All of lore.kernel.org
 help / color / mirror / Atom feed
* Lock-free dmix considered harmful
@ 2020-05-15 15:46 Maarten Baert
  2020-05-19 13:46 ` Takashi Iwai
  0 siblings, 1 reply; 6+ messages in thread
From: Maarten Baert @ 2020-05-15 15:46 UTC (permalink / raw)
  To: alsa-devel

I'm in the process of adding monitoring support to dmix (i.e. the 
ability for applications to capture the sound being played back through 
the speakers) - expect patches for this soon. However while reading the 
dmix source code I came across something weird. Dmix uses a lock-free 
mixing implementation based on (architecture-dependent) atomic 
operations such as atomic addition and compare-exchange. However at the 
same time dmix also uses a semaphore to prevent multiple processes from 
accessing the shared memory buffers simultaneously. This is redundant 
and makes the lock-free implementation rather pointless.

Out of curiosity I decided to measure the time it takes to execute 
snd_pcm_dmix_sync_area for these three cases:

- A simple locked implementation, which acquires the semaphore and then 
does mixing using the non-concurrent code from pcm_dmix_generic.c.
- The current (redundant) implementation, which acquires the semaphore 
and then does atomic mixing.
- A lock-free implementation, which does not acquire the semaphore and 
does atomic mixing.

The resulting sound is identical in all three cases. (As a sanity check 
I also tested the 4th case, non-concurrent code without locking, which 
as expected produces audio with glitches.)
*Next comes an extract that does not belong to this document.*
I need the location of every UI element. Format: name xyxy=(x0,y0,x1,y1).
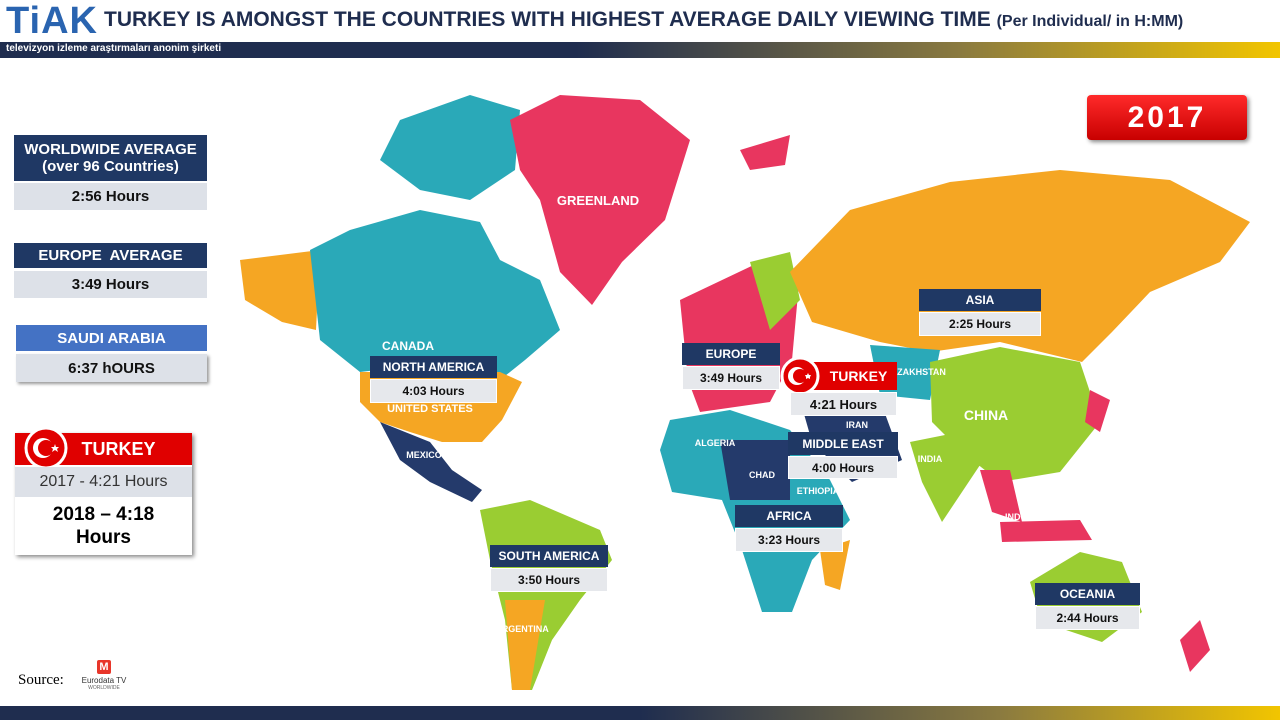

I tested each case with 1, 4 and 20 simultaneous playback streams 
(multiple instances of 'aplay') on a system with 4 physical CPU cores 
(Intel Core i7-4770). You can see the results here:

https://misc.maartenbaert.be/dmix_perf_locked_atomic.png

The results are quite surprising:

- The locked implementation is 3 to 6 times *faster* than the current 
redundant implementation.
- The lock-free implementation is usually about as fast as the current 
redundant implementation, but has extreme outliers that are up to 3 
times *slower* than the redundant implementation when there are multiple 
threads.

It seems that the overhead of the atomic operations is so high that it 
completely negates the theoretical advantage of being able to mix from 
multiple threads simultaneously. This may be the result of 'false 
sharing' when multiple threads are accessing different words in the same 
cache line (which is almost impossible to avoid when mixing audio).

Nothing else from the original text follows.